Archive for Junho 9, 2004
FREGUESIA DE CASAIS (III)
Outras ermidas merecem a atenção em Casais; são dedicadas a Santo Antão (possivelmente construída em 1909), Santo Isidoro (no lugar de Assamaça), Nossa Senhora dos Remédios, S. Sebastião e S. Lourenço.
A nível patrimonial, referência ainda aos castros na estrada Casais-Prado, antas no lugar de Calvinos, calçada romana, pontes romanas e quintas da Pesqueira, dos Ganados e do Pintado.
A freguesia viu entretanto, a partir de 1985, parte do seu território passar a pertencer à então criada freguesia de Além da Ribeira.
IGREJA DE OLALHAS
Olalhas é a minha freguesia de nascimento. Mais do que motivo portanto para a divulgação desta mensagem recebida de um visitante deste “blogue” (Fernando António), a quem agradeço a atenção.
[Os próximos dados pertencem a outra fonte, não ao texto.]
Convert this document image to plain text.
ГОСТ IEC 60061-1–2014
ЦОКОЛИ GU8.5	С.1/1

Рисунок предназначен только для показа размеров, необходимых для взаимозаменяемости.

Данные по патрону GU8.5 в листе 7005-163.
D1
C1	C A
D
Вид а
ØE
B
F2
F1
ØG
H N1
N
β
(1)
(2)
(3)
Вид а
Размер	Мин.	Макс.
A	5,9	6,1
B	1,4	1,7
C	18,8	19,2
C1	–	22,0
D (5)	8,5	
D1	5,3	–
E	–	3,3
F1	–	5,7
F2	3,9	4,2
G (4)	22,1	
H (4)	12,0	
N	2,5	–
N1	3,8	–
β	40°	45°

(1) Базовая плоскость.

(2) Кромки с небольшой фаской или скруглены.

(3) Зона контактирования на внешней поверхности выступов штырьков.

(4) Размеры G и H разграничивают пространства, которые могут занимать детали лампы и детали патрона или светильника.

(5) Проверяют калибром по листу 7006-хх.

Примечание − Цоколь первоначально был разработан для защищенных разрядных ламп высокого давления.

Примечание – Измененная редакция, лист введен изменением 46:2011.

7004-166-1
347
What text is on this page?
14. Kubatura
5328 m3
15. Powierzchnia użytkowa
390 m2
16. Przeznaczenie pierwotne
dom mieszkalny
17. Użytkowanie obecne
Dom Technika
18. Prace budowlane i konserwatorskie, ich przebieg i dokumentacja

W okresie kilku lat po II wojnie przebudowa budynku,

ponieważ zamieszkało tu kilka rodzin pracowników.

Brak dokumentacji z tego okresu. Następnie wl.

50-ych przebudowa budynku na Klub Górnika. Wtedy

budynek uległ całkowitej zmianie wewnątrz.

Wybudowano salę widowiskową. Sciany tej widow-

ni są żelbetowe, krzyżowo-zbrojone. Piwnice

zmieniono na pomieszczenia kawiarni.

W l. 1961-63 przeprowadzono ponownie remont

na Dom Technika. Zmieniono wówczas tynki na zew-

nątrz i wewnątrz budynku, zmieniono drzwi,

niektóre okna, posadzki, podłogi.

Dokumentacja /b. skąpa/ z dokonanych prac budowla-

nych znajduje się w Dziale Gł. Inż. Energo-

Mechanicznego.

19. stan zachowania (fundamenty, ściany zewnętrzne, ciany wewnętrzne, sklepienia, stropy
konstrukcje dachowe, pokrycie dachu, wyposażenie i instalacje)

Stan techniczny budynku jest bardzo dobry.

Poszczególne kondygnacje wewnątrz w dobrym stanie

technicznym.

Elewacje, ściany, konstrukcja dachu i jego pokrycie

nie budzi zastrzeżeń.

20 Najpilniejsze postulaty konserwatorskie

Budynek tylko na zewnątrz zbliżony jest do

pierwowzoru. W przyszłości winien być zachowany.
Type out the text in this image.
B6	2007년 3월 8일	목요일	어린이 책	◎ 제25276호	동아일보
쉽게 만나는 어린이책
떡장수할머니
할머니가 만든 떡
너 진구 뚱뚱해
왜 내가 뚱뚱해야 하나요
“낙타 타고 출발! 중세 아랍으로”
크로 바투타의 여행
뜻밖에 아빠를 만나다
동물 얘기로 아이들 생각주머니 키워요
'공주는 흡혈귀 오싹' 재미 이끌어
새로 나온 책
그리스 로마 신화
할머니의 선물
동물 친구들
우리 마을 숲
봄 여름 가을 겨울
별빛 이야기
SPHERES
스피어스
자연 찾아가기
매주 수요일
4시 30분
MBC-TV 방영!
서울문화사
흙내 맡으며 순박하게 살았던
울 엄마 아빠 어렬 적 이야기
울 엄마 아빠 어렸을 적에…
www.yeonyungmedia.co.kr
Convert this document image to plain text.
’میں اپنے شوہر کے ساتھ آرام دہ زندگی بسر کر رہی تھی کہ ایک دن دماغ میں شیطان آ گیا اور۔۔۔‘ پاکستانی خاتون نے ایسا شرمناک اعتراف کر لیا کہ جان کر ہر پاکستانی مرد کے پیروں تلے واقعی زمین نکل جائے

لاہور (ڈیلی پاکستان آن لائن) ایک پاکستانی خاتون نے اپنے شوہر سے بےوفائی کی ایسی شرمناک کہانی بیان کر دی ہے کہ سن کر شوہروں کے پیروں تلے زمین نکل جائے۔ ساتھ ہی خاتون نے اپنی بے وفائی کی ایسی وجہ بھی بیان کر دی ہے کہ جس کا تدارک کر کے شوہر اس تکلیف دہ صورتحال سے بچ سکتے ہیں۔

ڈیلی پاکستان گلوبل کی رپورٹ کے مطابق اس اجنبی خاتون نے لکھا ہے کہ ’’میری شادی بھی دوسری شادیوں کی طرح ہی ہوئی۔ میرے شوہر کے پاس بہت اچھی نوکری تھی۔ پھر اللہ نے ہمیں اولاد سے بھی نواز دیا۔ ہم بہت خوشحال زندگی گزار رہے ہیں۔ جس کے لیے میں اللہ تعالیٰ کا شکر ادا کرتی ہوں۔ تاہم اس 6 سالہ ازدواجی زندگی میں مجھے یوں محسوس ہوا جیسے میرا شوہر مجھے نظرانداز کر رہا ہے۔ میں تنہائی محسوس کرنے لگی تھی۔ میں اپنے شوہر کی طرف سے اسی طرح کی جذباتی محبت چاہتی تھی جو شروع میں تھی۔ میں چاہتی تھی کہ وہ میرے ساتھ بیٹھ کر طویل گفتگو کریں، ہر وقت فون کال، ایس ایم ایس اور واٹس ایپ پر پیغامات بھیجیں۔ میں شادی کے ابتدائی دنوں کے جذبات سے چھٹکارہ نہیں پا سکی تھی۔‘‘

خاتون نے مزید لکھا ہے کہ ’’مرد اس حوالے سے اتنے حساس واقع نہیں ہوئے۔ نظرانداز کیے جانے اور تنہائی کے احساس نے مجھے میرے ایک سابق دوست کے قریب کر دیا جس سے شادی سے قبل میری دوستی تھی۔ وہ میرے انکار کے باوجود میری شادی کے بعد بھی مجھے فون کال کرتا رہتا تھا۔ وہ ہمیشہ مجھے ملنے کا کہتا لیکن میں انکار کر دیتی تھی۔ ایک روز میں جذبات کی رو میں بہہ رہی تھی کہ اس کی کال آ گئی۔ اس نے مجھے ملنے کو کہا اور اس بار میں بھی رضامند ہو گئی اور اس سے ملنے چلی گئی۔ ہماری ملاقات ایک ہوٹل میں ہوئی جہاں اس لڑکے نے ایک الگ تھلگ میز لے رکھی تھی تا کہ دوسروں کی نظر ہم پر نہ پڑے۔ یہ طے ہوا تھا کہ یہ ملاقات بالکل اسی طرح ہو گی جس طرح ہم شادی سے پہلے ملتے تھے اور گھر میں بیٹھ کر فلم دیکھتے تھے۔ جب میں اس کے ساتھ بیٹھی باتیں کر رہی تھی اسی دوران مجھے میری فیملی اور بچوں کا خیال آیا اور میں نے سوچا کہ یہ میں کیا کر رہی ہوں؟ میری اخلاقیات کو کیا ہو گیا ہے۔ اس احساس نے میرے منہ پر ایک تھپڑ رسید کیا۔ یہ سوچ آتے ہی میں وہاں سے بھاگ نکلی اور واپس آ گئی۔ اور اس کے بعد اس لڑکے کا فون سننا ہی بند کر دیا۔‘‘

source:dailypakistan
“Atentado contra o nosso património artístico
Terão passado poucos meses desde que chamei a atenção dos leitores para o facto da igreja de Olalhas – Tomar estar a ser submetida a um novo restauro.
Assinalei a importância vital, existencial e histórica deste edifício que, obviamente, não pode ser restaurado como qualquer outro. Trata-se de um monumento que necessitava de um cuidado particular pela sua antiguidade e valor artístico. A actual construção será quinhentista mas sabe-se que a igreja original é anterior.
Estão a decorrer obras na igreja que possui uma notável cobertura de azulejos que os construtores têm arrancado e colado com cimento. Já noutros restauros a talha dourada também tem sido sujeita a todas as barbaridades, para não referir outros exemplos de destruição de valores artísticos que, infelizmente, são muitos.
Neste momento, como retiraram o reboco exterior, encontraram-se vários elementos anteriores, como capitéis, que ainda há dias estavam à vista. É verdade! Não me enganei no tempo verbal. Estavam mas já não estão! Agora já só vemos cimento!
A despeito das nossas chamadas de atenção conseguiram transformar a secular igreja de Olalhas num mono emudecido com as impiedosas e ignorantes camadas de argamassa.
Agora as pedras e os capitéis estão finalmente mudos como estarão os olalhenses quando os seu filhos lhes perguntarem o que significa aquele monumento. Saberão que havia alguma coisa, mas que dorme agora sob a argamassa vaidosa que é tudo o que temos para entregar aos vindouros.
Sinto-me particularmente envergonhado por mais esta barbárie cometida, e não posso ficar descansado porque as obras vão continuar, e com elas, a destruição do nosso património.
Ainda é possível fazer alguma coisa? Termino apenas com uma pergunta: daqui a alguns anos, quando alguém das futuras gerações me perguntar de quem foi a responsabilidade desta barbárie, que nome devo indicar? O seu?”